Les objectifs d’équité, d’efficacité et de qualité doivent guider les mesures qui seront prises sous la prochaine législature en matière d’enseignement obligatoire. Il faut s’attaquer aux logiques de ségrégations et d’inégalités scolaires qui délégitimisent les missions de service public de l’école et entraînent sa marchandisation. Des réformes structurelles doivent s’attaquer aux principes mêmes du fonctionnement quasi-marchand du système éducatif, et il faut mettre en place une politique de régulation forte du marché scolaire, à un niveau intermédiaire (zones ou bassins), selon une optique de synergies (entre PO, réseaux, niveaux et filières d’enseignement), et dans une perspective de co-responsabilisation de tous les acteurs concernés. Cette politique de régulation par « bassins » doit prioritairement porter sur l’ensemble de l’offre d’enseignement, en inter-réseaux et en inter-niveaux, et selon des critères de non-concurrence, de complémentarité et de pertinence, eu égard au(x) contexte(s) socio-économique(s) des régions et sous-régions.

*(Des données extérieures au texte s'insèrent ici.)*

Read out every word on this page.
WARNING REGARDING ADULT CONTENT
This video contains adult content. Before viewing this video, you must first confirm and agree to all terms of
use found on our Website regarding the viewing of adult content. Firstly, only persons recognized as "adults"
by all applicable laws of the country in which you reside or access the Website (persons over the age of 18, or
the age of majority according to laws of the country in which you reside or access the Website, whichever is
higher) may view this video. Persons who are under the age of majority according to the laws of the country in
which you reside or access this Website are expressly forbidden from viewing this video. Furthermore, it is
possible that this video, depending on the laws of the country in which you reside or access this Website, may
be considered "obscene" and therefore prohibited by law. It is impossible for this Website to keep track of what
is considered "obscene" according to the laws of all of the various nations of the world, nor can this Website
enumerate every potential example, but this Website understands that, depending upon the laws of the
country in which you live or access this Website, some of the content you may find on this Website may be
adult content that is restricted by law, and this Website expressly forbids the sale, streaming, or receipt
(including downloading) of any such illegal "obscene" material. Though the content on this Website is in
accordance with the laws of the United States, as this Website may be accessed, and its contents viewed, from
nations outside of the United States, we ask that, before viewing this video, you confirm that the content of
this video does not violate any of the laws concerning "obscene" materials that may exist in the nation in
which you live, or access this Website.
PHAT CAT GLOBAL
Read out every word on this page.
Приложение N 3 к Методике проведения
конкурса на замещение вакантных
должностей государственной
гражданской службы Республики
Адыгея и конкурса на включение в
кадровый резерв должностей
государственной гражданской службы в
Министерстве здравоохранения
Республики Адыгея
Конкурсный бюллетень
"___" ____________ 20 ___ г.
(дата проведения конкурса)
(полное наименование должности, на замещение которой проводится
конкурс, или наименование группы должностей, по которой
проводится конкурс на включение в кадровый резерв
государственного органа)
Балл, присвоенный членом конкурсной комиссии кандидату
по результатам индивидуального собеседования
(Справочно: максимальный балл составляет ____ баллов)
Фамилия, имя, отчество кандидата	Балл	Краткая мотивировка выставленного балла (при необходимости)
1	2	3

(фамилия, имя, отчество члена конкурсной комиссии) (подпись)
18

Une telle régulation doit s’accompagner d’une évaluation et d’une refonte de l’ensemble des processus d’harmonisation et de programmation de l’offre d’enseignement en vigueur en Communauté française. L’expérience-pilote menée sur le bassin de Charleroi doit être pérennisée, amplifiée et généralisée.
Une politique de régulation et la poursuite d’une plus grande mixité socioculturelle au sein des écoles nécessite également une régulation des inscriptions. La révision annoncée du décret « mixité » ne doit pas aboutir, en fin de compte, à son annulation et à un retour de fait à la situation qui prévalait. Le scénario dit de « la gestion collective des préférences », tel que proposé dans l’étude interuniversitaire sur les bassins scolaires, devrait faire l’objet d’un examen approfondi par la prochaine majorité.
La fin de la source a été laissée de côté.